Johansson is more animated here than she’s been in a while onscreen, but your ability to enjoy “Rough Night” will mostly depend on your tolerance for the shtick of McKinnon and Bell. The former is actually funny in spurts, because she’s crafted a new character whose over-the-top Australian zaniness is something we’ve not seen from her before. Bell, on the other hand, is pretty much doing what she has in the past, and since Alice is a stock figure—the chubby, needy friend with a possessive streak and a pushy persona—there’s no sense of inventiveness to latch onto, nor much inclination to respond when the moment inevitably comes when we’re asked to understand her loneliness and sympathize with her empty life. (Alice even has a mother afflicted with Alzheimer’s to care for, we’re told off-the-cuff.) Glazer and Kravitz, meanwhile, are shunted into secondary roles, with the former one-note and the latter saddled with a plot thread involving Moore and Burrell that’s more unpleasant than amusing.
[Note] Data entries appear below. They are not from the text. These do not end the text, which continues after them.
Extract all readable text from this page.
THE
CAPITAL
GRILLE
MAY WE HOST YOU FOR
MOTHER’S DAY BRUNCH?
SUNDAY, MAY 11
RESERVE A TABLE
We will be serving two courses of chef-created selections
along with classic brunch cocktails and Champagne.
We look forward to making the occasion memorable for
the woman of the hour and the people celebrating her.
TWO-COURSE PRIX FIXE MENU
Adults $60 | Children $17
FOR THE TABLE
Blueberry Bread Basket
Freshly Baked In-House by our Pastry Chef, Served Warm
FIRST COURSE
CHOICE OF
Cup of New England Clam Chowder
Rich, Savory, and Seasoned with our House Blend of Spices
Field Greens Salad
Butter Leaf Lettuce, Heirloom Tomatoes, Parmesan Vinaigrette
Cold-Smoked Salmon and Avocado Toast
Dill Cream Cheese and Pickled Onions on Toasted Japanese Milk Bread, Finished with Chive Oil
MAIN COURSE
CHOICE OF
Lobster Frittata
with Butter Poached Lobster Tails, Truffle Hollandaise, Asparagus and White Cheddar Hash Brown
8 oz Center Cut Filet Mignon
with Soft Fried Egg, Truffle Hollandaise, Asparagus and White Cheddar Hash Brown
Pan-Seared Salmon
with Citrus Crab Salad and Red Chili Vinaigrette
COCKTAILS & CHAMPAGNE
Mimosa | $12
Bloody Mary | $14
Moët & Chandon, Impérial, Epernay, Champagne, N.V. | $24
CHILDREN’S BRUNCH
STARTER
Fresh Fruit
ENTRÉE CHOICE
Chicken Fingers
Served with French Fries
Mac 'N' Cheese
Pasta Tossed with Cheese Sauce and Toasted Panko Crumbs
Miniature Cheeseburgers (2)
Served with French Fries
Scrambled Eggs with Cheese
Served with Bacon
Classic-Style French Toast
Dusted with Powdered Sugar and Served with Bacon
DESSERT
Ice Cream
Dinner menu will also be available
Downs flings himself heedlessly into the part of Jess’ nebbishy boyfriend, and his natural innocence makes some of the tasteless material he has to deal with more palatable than you might expect, but that’s all relative. The craft contributions are adequate but little more, with Dominic Lewis’ score notable for trying to add punch to the slower moments.
The titular adjective is appropriate, because in the end the movie is a patchy assemblage of familiar “girls gone wild” shtick, weighed down by a dark twist that ultimately proves inconsequential and glib observations about female friendship.